6. Il résulte de tout ce qui précède, sans qu'il soit besoin de se prononcer sur les moyens de la requête, que les conclusions à fin d'annulation de la requête ainsi que, par voie de conséquence, les conclusions à fin d'injonction doivent être rejetées.

Sur les frais liés au litige :

7. Les dispositions de l'article L. 761-1 du code de justice administrative font obstacle à ce que soit mise à la charge de la collectivité territoriale de Guyane, qui n'est pas, dans la présente instance, la partie perdante, la somme que Mme B demande au titre des frais exposés par elle et non compris dans les dépens.

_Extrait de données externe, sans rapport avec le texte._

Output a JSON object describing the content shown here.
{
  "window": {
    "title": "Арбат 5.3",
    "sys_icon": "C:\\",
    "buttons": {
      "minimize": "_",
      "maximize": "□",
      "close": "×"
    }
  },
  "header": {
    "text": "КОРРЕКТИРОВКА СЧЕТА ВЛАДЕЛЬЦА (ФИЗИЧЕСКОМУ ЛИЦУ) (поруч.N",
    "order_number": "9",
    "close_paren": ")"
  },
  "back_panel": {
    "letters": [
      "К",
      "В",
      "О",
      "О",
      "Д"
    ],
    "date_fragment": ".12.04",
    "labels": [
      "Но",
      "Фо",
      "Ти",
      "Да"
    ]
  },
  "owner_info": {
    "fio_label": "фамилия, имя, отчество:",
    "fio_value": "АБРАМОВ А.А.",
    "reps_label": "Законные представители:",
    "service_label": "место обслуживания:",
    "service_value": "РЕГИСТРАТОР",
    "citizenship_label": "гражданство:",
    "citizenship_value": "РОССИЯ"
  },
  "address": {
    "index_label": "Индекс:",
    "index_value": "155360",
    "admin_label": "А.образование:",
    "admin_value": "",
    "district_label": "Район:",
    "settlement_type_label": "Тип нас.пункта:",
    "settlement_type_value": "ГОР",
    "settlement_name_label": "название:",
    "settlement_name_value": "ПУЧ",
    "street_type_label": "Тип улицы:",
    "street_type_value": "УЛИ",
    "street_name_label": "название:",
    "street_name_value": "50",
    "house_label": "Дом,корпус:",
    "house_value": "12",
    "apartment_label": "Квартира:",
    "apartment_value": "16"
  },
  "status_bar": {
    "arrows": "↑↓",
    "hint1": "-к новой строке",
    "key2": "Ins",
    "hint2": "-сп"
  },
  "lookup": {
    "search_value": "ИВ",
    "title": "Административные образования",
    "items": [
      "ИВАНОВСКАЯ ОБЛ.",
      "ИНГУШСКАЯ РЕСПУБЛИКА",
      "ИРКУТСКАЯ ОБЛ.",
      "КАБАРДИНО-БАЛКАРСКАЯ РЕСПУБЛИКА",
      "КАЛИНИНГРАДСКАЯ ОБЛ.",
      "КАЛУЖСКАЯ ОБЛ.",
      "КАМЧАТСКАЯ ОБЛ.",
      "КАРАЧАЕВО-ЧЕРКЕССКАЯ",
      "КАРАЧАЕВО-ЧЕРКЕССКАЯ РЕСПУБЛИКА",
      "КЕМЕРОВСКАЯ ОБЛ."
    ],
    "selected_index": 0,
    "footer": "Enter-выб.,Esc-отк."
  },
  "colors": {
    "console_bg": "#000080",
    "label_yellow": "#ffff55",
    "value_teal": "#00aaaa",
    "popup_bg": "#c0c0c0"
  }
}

Dans les circonstances de l'espèce, il n'y a pas lieu de mettre à la charge de la requérante la somme demandée par la collectivité territoriale de Guyane au titre de ces mêmes dispositions.

D E C I D E :

Article 1er : La requête de Mme B est rejetée.

Article 2 : Les conclusions de la collectivité territoriale de Guyane présentées au titre des dispositions de l'article L. 761-1 du code de justice administrative sont rejetées.

Article 3 : Le présent jugement sera notifié à Mme A B et à la collectivité territoriale de Guyane.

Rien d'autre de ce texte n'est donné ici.